If you’ve begun to receive countless emails encouraging you to ramp up for end of year appeals, here’s my advice: Don’t be sentimental. Consider the alternatives.
End of year giving is an increasingly obsolete convention of fundraising. Digital living has changed our fundamental sense of time, making it ever-more important for non-profits to make and mark their own calendars to elicit giving in response to what matters to your donors.
Yes, Christmas still comes even if you own an iPad and live in a seemingly timeless continuum of connection. My advice is to phase out end of year appeals over a couple of years while communicating with donors about the most important date for your organization.

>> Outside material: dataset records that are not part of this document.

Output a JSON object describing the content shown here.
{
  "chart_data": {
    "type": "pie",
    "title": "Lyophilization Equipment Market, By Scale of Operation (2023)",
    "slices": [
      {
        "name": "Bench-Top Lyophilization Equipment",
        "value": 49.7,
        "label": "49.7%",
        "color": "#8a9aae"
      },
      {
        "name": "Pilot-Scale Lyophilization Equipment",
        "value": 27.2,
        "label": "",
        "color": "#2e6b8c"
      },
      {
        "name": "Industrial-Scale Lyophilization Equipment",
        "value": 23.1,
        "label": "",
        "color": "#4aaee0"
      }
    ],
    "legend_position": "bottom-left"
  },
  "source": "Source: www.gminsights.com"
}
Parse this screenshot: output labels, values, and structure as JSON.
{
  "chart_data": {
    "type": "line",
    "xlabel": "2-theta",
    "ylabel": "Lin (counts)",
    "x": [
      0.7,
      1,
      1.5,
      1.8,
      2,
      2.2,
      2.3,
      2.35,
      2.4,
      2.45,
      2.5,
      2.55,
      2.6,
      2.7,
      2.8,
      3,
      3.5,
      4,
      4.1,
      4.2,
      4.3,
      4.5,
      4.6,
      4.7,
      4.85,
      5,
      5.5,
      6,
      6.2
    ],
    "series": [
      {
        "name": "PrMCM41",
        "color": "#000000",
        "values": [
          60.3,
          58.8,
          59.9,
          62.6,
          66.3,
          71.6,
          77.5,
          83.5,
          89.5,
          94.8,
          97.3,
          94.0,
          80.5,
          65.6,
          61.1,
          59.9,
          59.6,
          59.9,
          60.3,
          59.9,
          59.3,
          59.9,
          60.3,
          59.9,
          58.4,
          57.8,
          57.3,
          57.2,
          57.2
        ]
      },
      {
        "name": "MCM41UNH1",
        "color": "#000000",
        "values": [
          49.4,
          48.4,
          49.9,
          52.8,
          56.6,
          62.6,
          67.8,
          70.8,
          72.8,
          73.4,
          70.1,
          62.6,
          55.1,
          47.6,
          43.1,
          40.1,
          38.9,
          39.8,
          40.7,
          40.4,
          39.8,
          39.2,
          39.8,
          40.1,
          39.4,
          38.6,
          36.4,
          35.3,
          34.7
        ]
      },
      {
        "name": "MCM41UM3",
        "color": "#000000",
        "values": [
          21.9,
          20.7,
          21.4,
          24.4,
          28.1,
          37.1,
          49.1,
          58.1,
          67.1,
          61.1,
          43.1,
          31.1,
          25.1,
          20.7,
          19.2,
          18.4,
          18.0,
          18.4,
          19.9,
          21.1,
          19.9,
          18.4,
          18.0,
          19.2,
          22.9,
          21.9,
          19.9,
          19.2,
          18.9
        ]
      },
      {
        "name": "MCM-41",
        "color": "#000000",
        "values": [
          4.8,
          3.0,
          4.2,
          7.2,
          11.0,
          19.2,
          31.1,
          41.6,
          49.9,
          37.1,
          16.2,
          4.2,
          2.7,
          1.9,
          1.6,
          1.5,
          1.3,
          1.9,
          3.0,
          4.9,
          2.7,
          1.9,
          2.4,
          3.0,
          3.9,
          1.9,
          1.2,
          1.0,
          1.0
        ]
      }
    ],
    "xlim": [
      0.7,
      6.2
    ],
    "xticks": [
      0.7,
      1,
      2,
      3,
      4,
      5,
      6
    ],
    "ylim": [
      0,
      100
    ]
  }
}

For some, it may be Founder’s Day, for others the anniversary of a significant event (ie: March on Washington, Stonewall, Endangered Species Act) that resonates loudly among your donors. Make that day both memorable and significant for your donors in a variety of ways: hold an event and send mission driven messages marking the milestones over the years tied to your date.
People give as an act of meaning. Your work is to articulate and amplify what the gifts mean. Create messaging that confirms the impact each gift has. That’s the why, but it is also useful to focus your donors on when.
By selecting a key annual fundraising date that matters, you can avoid the cacophony of appeals and pleas that crowd the end of the year, and gain traction making a fresh approach – when it’s unexpected.